Мы решили разместить дорогую гостью в одной из спален. Я уложил бедняжку на кровать, поскорее прикрыл одеялом и вытер со лба капельки пота. А Фандорин сел рядом и сказал:
— Эмили, мы не можем вызвать к вам доктора. Мы с мьсе Зюкиным пребываем, так сказать, на нелегальном положении. Если позволите, я осмотрю и обработаю ваши раны и ушибы сам, у меня имеются некоторые навыки. Вы не должны меня стесняться.
Это ещё почему, мысленно возмутился я. Какая неслыханная наглость!
Но мадемуазель не нашла в предложении Фандорина ничего дерзкого.
— Мне сейчас не до стеснительности, — слабо улыбнулась она. — Я буду вам очень признательна за помощь. У меня всё болит. Как видите, похитители обращались со мной не самым галантным образом.
— Афанасий Степанович, п-подогрейте воду, — деловито велел Фандорин по-русски. — А в ванной я видел спирт и с-свинцовую примочку.
Тоже Пирогов выискался! Тем не менее я всё исполнил, а заодно прихватил чистые салфетки, меркурохром и пластырь, обнаруженные мной в одном из выдвижных ящиков туалетной комнаты.

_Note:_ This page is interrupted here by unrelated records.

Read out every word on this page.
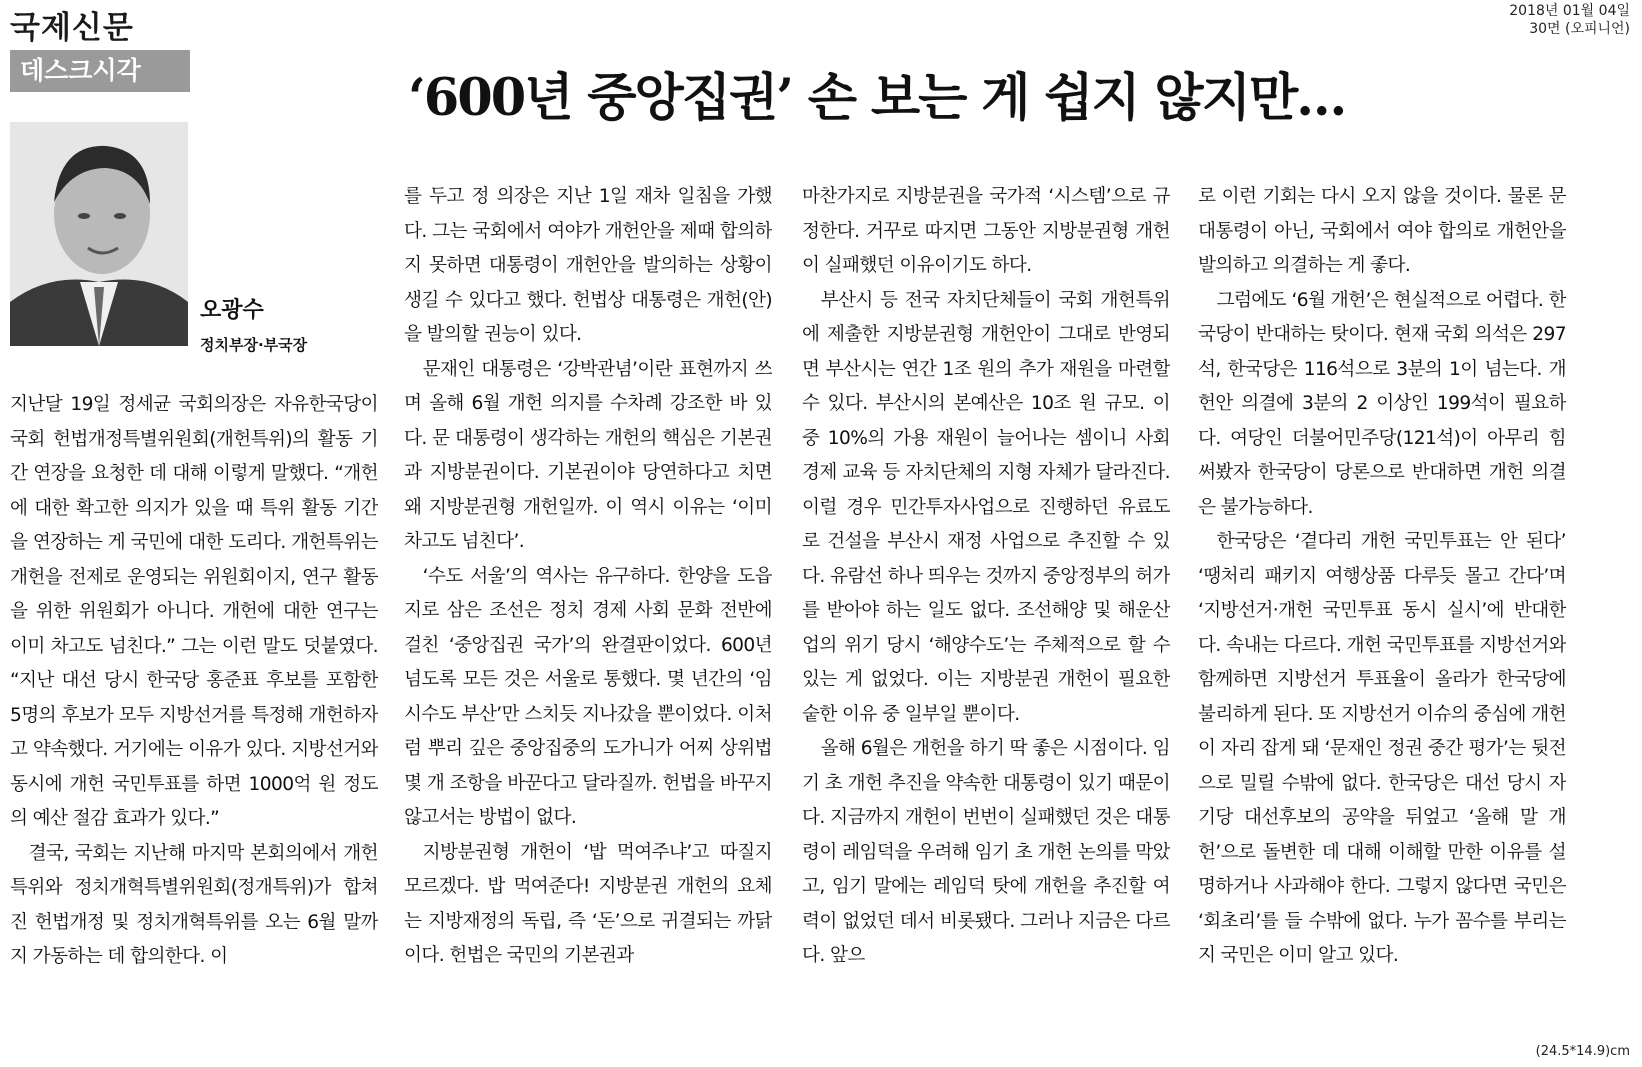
국제신문	2018년 01월 04일
30면 (오피니언)
데스크시각	‘600년 중앙집권’ 손 보는 게 쉽지 않지만…
오광수
정치부장·부국장

지난달 19일 정세균 국회의장은 자유한국당이 국회 헌법개정특별위원회(개헌특위)의 활동 기간 연장을 요청한 데 대해 이렇게 말했다. “개헌에 대한 확고한 의지가 있을 때 특위 활동 기간을 연장하는 게 국민에 대한 도리다. 개헌특위는 개헌을 전제로 운영되는 위원회이지, 연구 활동을 위한 위원회가 아니다. 개헌에 대한 연구는 이미 차고도 넘친다.” 그는 이런 말도 덧붙였다. “지난 대선 당시 한국당 홍준표 후보를 포함한 5명의 후보가 모두 지방선거를 특정해 개헌하자고 약속했다. 거기에는 이유가 있다. 지방선거와 동시에 개헌 국민투표를 하면 1000억 원 정도의 예산 절감 효과가 있다.”

결국, 국회는 지난해 마지막 본회의에서 개헌특위와 정치개혁특별위원회(정개특위)가 합쳐진 헌법개정 및 정치개혁특위를 오는 6월 말까지 가동하는 데 합의한다. 이

를 두고 정 의장은 지난 1일 재차 일침을 가했다. 그는 국회에서 여야가 개헌안을 제때 합의하지 못하면 대통령이 개헌안을 발의하는 상황이 생길 수 있다고 했다. 헌법상 대통령은 개헌(안)을 발의할 권능이 있다.

문재인 대통령은 ‘강박관념’이란 표현까지 쓰며 올해 6월 개헌 의지를 수차례 강조한 바 있다. 문 대통령이 생각하는 개헌의 핵심은 기본권과 지방분권이다. 기본권이야 당연하다고 치면 왜 지방분권형 개헌일까. 이 역시 이유는 ‘이미 차고도 넘친다’.

‘수도 서울’의 역사는 유구하다. 한양을 도읍지로 삼은 조선은 정치 경제 사회 문화 전반에 걸친 ‘중앙집권 국가’의 완결판이었다. 600년 넘도록 모든 것은 서울로 통했다. 몇 년간의 ‘임시수도 부산’만 스치듯 지나갔을 뿐이었다. 이처럼 뿌리 깊은 중앙집중의 도가니가 어찌 상위법 몇 개 조항을 바꾼다고 달라질까. 헌법을 바꾸지 않고서는 방법이 없다.

지방분권형 개헌이 ‘밥 먹여주냐’고 따질지 모르겠다. 밥 먹여준다! 지방분권 개헌의 요체는 지방재정의 독립, 즉 ‘돈’으로 귀결되는 까닭이다. 헌법은 국민의 기본권과

마찬가지로 지방분권을 국가적 ‘시스템’으로 규정한다. 거꾸로 따지면 그동안 지방분권형 개헌이 실패했던 이유이기도 하다.

부산시 등 전국 자치단체들이 국회 개헌특위에 제출한 지방분권형 개헌안이 그대로 반영되면 부산시는 연간 1조 원의 추가 재원을 마련할 수 있다. 부산시의 본예산은 10조 원 규모. 이 중 10%의 가용 재원이 늘어나는 셈이니 사회 경제 교육 등 자치단체의 지형 자체가 달라진다. 이럴 경우 민간투자사업으로 진행하던 유료도로 건설을 부산시 재정 사업으로 추진할 수 있다. 유람선 하나 띄우는 것까지 중앙정부의 허가를 받아야 하는 일도 없다. 조선해양 및 해운산업의 위기 당시 ‘해양수도’는 주체적으로 할 수 있는 게 없었다. 이는 지방분권 개헌이 필요한 숱한 이유 중 일부일 뿐이다.

올해 6월은 개헌을 하기 딱 좋은 시점이다. 임기 초 개헌 추진을 약속한 대통령이 있기 때문이다. 지금까지 개헌이 번번이 실패했던 것은 대통령이 레임덕을 우려해 임기 초 개헌 논의를 막았고, 임기 말에는 레임덕 탓에 개헌을 추진할 여력이 없었던 데서 비롯됐다. 그러나 지금은 다르다. 앞으

로 이런 기회는 다시 오지 않을 것이다. 물론 문 대통령이 아닌, 국회에서 여야 합의로 개헌안을 발의하고 의결하는 게 좋다.

그럼에도 ‘6월 개헌’은 현실적으로 어렵다. 한국당이 반대하는 탓이다. 현재 국회 의석은 297석, 한국당은 116석으로 3분의 1이 넘는다. 개헌안 의결에 3분의 2 이상인 199석이 필요하다. 여당인 더불어민주당(121석)이 아무리 힘써봤자 한국당이 당론으로 반대하면 개헌 의결은 불가능하다.

한국당은 ‘곁다리 개헌 국민투표는 안 된다’ ‘땡처리 패키지 여행상품 다루듯 몰고 간다’며 ‘지방선거·개헌 국민투표 동시 실시’에 반대한다. 속내는 다르다. 개헌 국민투표를 지방선거와 함께하면 지방선거 투표율이 올라가 한국당에 불리하게 된다. 또 지방선거 이슈의 중심에 개헌이 자리 잡게 돼 ‘문재인 정권 중간 평가’는 뒷전으로 밀릴 수밖에 없다. 한국당은 대선 당시 자기당 대선후보의 공약을 뒤엎고 ‘올해 말 개헌’으로 돌변한 데 대해 이해할 만한 이유를 설명하거나 사과해야 한다. 그렇지 않다면 국민은 ‘회초리’를 들 수밖에 없다. 누가 꼼수를 부리는지 국민은 이미 알고 있다.

(24.5*14.9)cm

Перед осмотром мадемуазель застенчиво покосилась в мою сторону. Я поспешно отвернулся и, боюсь, густо при этом покраснел.
Послышался шелест лёгкой ткани, Фандорин озабоченно произнёс:
— Господи, на вас нет живого места. Здесь не болит?
— Нет, не очень.
— А здесь?
— Да!
— Кажется, треснуло ребро. Я пока затяну пластырем… Здесь, под ключицей?
— Когда нажимаете, больно.
Неподалёку на стене висело зеркало. Я сообразил, что, если сделать два незаметных шажка вправо, мне будет видно, что происходит на кровати, однако я тут же устыдился этой недостойной мысли и, наоборот, переместился влево.
— Перевернитесь, — приказал Эраст Петрович. — Я прощупаю вам позвонки.
— Да-да, вот здесь больно, на копчике.
Я скрипнул зубами. Это становилось поистине невыносимым! Жаль, что я не вышел в коридор.
— Вас ударили ногой, — констатировал Фандорин. — Это очень болезненное место. А мы его вот так, компрессом. И сюда… Ничего, ещё несколько дней поболит и пройдёт.
Раздался плеск воды, мадемуазель несколько раз тихонько простонала.
— Всё, Атанас, можно вохочаться, — услышал я наконец, и сразу повернулся.
Эмилия лежала на спине, по грудь закрытая одеялом. На левой брови белел аккуратный кусочек пластыря, угол рта покраснел от меркурохрома, под распахнутым воротом сорочки виднелся край салфетки.
Я не смог взглянуть мадемуазель в глаза и покосился на Фандорина, который с невозмутимым видом, как заправский врач, мыл руки в тазу. При одной мысли о том, что эти сильные, тонкие пальцы только что касались кожи Эмилии, да ещё в таких местах, о которых без головокружения и подумать невозможно, я закусил губу.